First Control Period (2009–2011)
In the first control period, between 2009 and 2011, RGGI auctioned 395 million CO2 allowances, or 70 percent of the total 564 million available. CO2 emissions in the region fell below the cap, leaving a surplus of unsold CO2 allowances. Over the program’s first fourteen quarterly auctions, the clearing price for CO2 allowances ranged between $1.86 and $3.35, yielding $922 million in revenue. A report by the New York State Energy Research and Development Agency attributes the region’s decrease in CO2 emissions to fuel-switching from petroleum and coal to less carbon-intensive natural gas, lower electricity demand, and increased nuclear and renewable capacity.
At the end of the first control period, New Jersey Gov. Chris Christie withdrew the state from RGGI.

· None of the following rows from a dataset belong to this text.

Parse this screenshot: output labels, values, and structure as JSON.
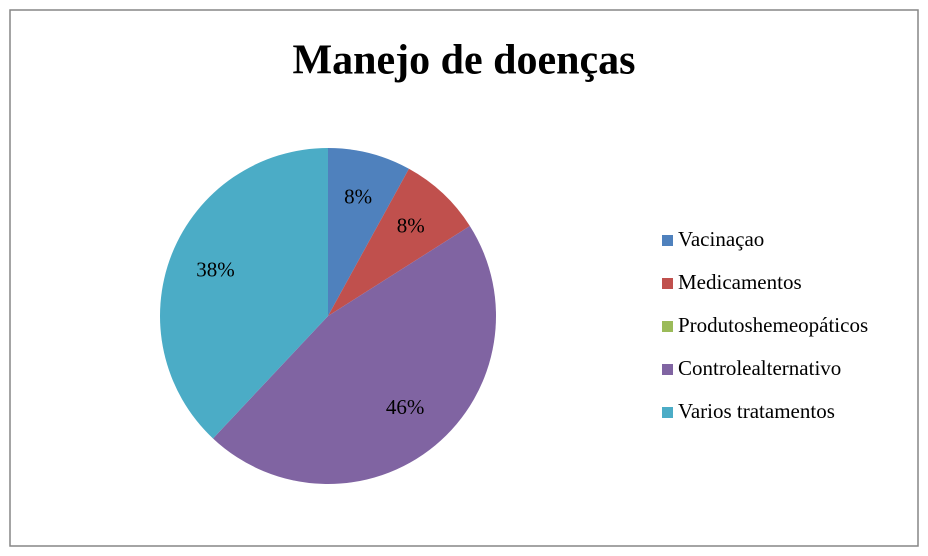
{
  "chart_data": {
    "type": "pie",
    "title": "Manejo de doenças",
    "categories": [
      "Vacinaçao",
      "Medicamentos",
      "Produtoshemeopáticos",
      "Controlealternativo",
      "Varios  tratamentos"
    ],
    "values": [
      8,
      8,
      0,
      46,
      38
    ],
    "value_labels": [
      "8%",
      "8%",
      null,
      "46%",
      "38%"
    ],
    "colors": [
      "#4f81bd",
      "#c0504d",
      "#9bbb59",
      "#8064a2",
      "#4bacc6"
    ],
    "legend": "right"
  }
}
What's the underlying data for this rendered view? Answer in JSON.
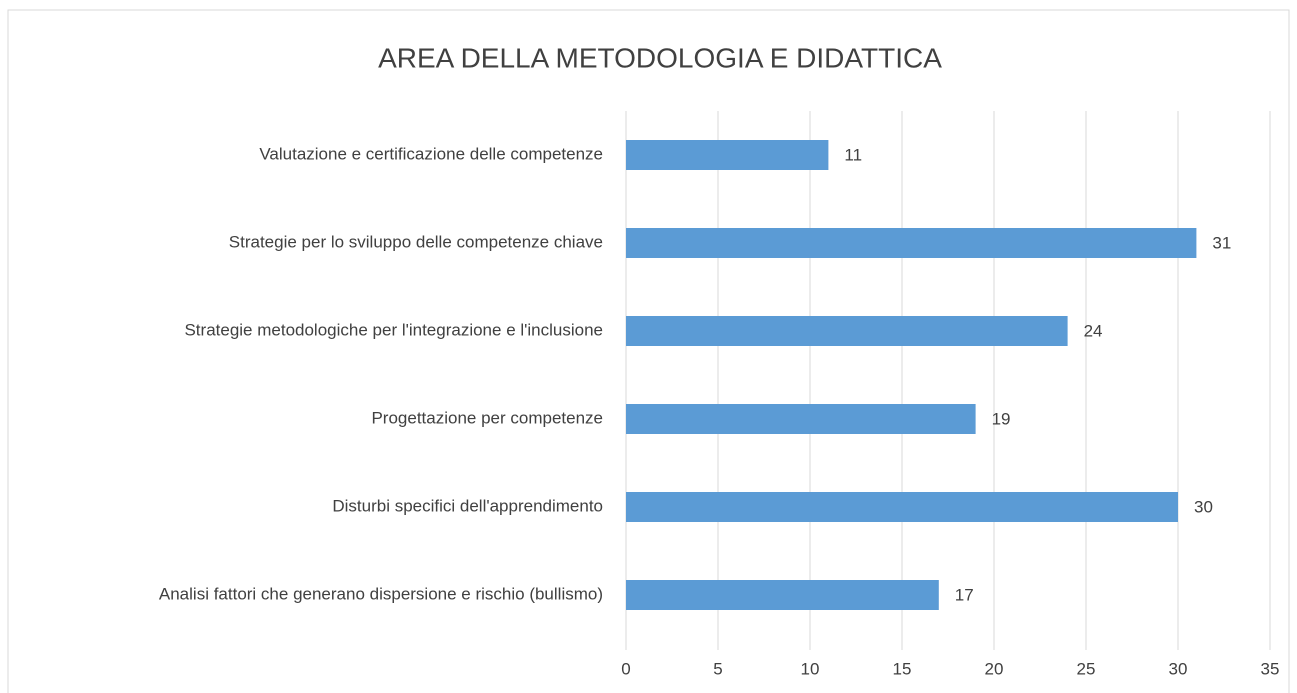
{
  "chart_data": {
    "type": "barh",
    "title": "AREA DELLA METODOLOGIA E DIDATTICA",
    "categories": [
      "Valutazione e certificazione delle competenze",
      "Strategie per lo sviluppo delle competenze chiave",
      "Strategie metodologiche per l'integrazione e l'inclusione",
      "Progettazione per competenze",
      "Disturbi specifici dell'apprendimento",
      "Analisi fattori che generano dispersione e rischio (bullismo)"
    ],
    "values": [
      11,
      31,
      24,
      19,
      30,
      17
    ],
    "color": "#5b9bd5",
    "xlim": [
      0,
      35
    ],
    "xticks": [
      0,
      5,
      10,
      15,
      20,
      25,
      30,
      35
    ],
    "grid": true
  }
}
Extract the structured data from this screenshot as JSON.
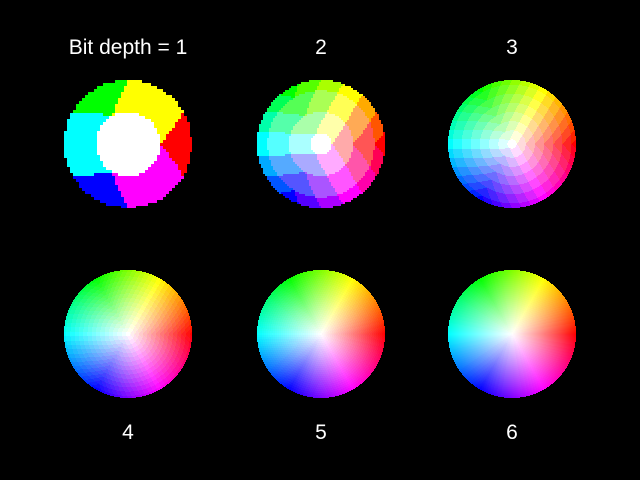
{
  "figure": {
    "background": "#000000",
    "label_color": "#ffffff",
    "panels": [
      {
        "label": "Bit depth = 1",
        "bit_depth": 1
      },
      {
        "label": "2",
        "bit_depth": 2
      },
      {
        "label": "3",
        "bit_depth": 3
      },
      {
        "label": "4",
        "bit_depth": 4
      },
      {
        "label": "5",
        "bit_depth": 5
      },
      {
        "label": "6",
        "bit_depth": 6
      }
    ]
  }
}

Second Control Period (2012–2014)
The nine remaining RGGI states continued the program, lowering the cap to account for New Jersey’s departure. Demand for allowances throughout 2012 remained low, with prices never exceeding $1.93. Demand increased dramatically, however, upon release of the updated Model Rule, which lowered the 2014 CO2 budget to 91 million tons. At the next auction, clearing prices rose as high as $3.21 and 100 percent of allowances were sold. Between 2012 and 2013, nearly 80 percent of allowances offered at auction were sold.
Changes after 2012 Program Review
Starting Jan. 1, 2014, member states began implementing the updated Model Rule adopted in late 2013. The 2014 emissions cap of 91 million tons of CO2 was set 45 percent lower than 2013, to be closer to projected emissions in 2014, and was set to decline 2.5 percent annually until 2020.
In addition to reducing the cap, the 2012 Program Review introduced several policy provisions. One of these is a Cost Containment Reserve (CCR), intended to keep the price of allowances from rising above a program-wide trigger price ($4 in 2014, $6 in 2015, $8 in 2016, $10 in 2017, and increasing 2.5 percent annually thereafter). The CCR consists of a limited supply of additional CO2 emission allowances separate from the annual RGGI Program CO2 Budget, which are to be made available for purchase when demand for allowances causes the clearing price to exceed the trigger price.